L’exemple de biennales

Egalement de la partie, la directrice de la publication marocaine d’art Diptyk Magazine, Meryem Sebti, abonde à son tour dans le sens de ce soft power marocain. Pour illustrer ce pouvoir, elle donne l’exemple de l’art contemporain qui est, à ses yeux, une «façon de raconter son histoire par sa culture». Par la même occasion, elle cite la biennale de Dakar qui est pour elle un exemple de soft power, celle de Marrakech qui est une initiative privée, ainsi que celle de Rabat soutenue par les pouvoirs publics. A propos des grandes expositions, elle estime qu’il n’y a «pas de rayonnement hélas». D’après elle, il est question de «créer une modernité marocaine». «Les artistes aujourd’hui rayonnent beaucoup. La diaspora marocaine a aussi un rôle à jouer pour ce rayonnement. Il s’agit en outre de délivrer une vision d’une société multiple qui n’a pas peur de se regarder», poursuit-elle.
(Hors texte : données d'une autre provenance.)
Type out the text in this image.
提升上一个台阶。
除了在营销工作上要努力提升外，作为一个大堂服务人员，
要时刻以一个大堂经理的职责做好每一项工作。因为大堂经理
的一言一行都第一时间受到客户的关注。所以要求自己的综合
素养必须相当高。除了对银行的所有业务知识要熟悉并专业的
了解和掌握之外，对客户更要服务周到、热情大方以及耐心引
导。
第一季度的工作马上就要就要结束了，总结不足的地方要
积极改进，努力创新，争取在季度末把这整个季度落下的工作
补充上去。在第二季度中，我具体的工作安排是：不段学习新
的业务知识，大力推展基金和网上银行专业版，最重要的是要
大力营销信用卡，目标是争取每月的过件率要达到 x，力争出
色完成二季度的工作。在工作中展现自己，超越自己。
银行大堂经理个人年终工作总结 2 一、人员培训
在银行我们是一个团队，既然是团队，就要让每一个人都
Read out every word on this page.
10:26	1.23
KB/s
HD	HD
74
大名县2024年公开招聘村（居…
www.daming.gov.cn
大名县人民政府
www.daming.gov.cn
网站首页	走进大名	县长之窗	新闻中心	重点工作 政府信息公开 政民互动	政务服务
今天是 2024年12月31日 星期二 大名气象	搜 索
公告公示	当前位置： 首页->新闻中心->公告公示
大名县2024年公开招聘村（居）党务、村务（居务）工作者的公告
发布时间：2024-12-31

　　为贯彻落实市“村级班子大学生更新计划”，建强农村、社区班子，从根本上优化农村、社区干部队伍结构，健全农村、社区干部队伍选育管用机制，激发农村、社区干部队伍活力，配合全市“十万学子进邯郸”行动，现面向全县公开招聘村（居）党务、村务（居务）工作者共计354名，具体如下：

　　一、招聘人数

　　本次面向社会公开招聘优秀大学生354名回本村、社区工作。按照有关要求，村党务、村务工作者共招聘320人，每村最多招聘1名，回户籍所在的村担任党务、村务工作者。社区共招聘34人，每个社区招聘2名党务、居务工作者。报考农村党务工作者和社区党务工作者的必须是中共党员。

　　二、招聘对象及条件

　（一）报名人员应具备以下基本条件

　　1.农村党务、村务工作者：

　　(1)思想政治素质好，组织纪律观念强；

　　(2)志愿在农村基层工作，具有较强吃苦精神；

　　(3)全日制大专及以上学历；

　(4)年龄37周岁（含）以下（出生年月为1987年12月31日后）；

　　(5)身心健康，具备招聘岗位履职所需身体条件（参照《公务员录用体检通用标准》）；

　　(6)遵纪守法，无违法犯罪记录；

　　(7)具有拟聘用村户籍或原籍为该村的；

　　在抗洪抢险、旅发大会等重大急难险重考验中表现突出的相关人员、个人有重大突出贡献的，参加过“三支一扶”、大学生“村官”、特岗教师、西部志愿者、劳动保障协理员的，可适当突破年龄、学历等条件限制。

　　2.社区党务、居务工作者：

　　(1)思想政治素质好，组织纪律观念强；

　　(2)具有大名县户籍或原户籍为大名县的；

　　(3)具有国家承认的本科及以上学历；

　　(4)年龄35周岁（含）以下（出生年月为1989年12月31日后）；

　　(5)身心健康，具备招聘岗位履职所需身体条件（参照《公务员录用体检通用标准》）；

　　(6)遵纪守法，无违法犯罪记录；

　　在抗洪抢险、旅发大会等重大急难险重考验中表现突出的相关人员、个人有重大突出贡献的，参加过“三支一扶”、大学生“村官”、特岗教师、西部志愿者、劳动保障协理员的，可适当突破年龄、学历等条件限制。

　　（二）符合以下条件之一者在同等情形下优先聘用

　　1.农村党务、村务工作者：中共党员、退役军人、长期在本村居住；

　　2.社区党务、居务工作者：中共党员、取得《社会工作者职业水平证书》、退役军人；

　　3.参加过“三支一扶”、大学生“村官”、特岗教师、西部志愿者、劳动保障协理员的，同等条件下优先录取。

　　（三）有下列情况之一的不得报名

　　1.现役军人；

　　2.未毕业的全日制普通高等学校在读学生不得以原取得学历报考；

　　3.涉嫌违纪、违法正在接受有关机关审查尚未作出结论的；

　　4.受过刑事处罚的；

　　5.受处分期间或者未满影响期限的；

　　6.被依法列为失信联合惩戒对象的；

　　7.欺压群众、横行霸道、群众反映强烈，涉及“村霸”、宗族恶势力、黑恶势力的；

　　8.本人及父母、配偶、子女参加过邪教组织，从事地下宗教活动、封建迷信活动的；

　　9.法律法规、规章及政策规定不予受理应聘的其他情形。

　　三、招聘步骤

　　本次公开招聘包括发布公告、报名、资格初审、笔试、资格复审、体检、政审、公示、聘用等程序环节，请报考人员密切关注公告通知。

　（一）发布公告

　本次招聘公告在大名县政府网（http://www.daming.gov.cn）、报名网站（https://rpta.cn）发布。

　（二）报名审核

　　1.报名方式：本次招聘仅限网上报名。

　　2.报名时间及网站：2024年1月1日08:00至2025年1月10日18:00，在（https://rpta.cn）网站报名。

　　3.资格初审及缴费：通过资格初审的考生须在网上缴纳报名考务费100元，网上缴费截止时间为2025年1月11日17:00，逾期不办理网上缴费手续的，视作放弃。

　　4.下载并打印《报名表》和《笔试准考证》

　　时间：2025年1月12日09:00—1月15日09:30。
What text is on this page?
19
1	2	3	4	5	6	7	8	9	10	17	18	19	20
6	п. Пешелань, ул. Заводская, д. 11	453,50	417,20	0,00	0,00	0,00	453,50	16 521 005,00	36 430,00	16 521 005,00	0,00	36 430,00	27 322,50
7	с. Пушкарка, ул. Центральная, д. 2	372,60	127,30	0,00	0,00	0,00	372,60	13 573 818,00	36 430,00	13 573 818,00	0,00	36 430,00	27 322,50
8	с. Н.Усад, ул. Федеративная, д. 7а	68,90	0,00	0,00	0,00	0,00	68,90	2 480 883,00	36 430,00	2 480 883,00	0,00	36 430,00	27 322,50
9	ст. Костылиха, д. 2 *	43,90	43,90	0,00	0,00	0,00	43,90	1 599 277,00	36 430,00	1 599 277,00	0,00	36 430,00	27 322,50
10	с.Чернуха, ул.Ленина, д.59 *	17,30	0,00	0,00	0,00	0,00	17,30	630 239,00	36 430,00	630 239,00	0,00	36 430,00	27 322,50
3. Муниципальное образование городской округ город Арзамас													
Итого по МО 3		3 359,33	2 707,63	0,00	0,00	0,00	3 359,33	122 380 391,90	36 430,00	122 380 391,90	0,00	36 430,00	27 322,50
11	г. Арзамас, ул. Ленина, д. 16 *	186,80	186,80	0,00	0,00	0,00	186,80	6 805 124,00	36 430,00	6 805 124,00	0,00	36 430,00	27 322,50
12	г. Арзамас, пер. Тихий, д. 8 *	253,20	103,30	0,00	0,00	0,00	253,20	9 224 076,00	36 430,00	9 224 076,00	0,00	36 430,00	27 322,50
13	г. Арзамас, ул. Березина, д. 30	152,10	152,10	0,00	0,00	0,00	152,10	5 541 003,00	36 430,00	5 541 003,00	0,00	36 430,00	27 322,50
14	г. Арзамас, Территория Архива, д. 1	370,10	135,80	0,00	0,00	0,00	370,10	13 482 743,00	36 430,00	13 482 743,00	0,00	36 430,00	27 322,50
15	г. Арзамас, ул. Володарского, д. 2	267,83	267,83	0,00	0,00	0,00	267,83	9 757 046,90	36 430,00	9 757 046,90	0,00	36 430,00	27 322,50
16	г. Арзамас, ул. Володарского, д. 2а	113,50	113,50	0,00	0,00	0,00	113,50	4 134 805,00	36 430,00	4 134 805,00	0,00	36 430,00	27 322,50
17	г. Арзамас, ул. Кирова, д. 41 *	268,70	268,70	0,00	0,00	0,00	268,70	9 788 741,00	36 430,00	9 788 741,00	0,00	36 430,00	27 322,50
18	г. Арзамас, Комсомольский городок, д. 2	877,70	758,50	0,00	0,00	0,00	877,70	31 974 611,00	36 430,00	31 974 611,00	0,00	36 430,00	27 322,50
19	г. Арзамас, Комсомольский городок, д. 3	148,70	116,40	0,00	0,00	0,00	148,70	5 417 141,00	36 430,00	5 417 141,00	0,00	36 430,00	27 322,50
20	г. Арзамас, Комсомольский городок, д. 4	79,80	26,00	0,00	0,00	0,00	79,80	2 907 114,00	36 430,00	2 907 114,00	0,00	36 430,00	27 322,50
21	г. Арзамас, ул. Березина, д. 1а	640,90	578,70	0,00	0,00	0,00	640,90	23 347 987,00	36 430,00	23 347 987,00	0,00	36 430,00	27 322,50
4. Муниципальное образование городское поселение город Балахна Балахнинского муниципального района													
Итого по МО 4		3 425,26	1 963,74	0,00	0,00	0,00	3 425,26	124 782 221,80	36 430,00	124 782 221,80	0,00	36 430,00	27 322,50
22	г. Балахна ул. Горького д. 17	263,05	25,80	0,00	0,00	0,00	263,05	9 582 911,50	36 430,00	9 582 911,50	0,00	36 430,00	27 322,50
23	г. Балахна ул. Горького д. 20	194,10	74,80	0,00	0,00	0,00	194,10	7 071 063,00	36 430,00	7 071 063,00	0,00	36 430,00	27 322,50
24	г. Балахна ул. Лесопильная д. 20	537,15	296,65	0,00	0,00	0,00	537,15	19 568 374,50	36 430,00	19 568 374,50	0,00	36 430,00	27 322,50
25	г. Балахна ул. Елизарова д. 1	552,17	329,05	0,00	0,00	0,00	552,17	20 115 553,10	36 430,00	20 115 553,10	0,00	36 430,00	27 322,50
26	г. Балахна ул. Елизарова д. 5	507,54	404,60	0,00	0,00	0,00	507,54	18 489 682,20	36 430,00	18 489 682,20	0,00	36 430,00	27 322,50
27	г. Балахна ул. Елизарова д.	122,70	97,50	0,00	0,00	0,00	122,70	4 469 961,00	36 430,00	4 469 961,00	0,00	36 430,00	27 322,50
De même, elle donne l’exemple de la biennale de Venise à laquelle le Maroc n’est pourtant pas présent. «J’aime montrer le Maroc tel qu’il est avec ses complexités et sa jeunesse active», révèle-t-elle.

Le cas Corée

De son côté, l’ambassadeur de la République de Corée au Maroc, Keeyong Chung, estime que la culture du soft power a «des bases matérielles». «Nous avons aussi notre hard power», enchaîne-t-il. Le diplomate saisit son passage pour s’exprimer sur la technologie qui «carbure la culture et vice-versa». «Il y a un investissement et nous avons énormément fait cela», ajoute-t-il. De même, il rappelle que la musique en streaming a augmenté de 45% pendant la Covid. «Le soft power n’est pas sans problèmes», avance-t-il en fixant trois éléments du soft power, à savoir la culture, la politique et les valeurs. «Nous avons de forts héritages culturels, c’est ainsi qu’on peut travailler ensemble. Nous avons besoin d’une histoire.

Nous allons vous aider à restaurer votre héritage», ajoute-t-il à propos des relations entre la Corée et Maroc. A cet effet, il cite la collaboration avec l’artiste Najia Mehadji qui travaille avec des pinceaux coréens ainsi qu’avec le ministre de l’agriculture. «Mais des choses doivent être faites par des Marocains», avance-t-il. Quant à l’homme politique français Julien Dray, il estime qu’il n’y a pas de culture sans uniformisation culturelle. «L’enseignement culturel permettait d’ouvrir à la pratique culturelle», ajoute-t-il en mettant l’accent sur les questions politiques. Pour lui, il ne pourrait être question de soft power si celles-ci ne sont pas abordées. «Le mécénat c’est sympathique mais cela a des limites. Le défi c’est comment éviter que le modèle culturel ne soit pas écrasé», conclut-il.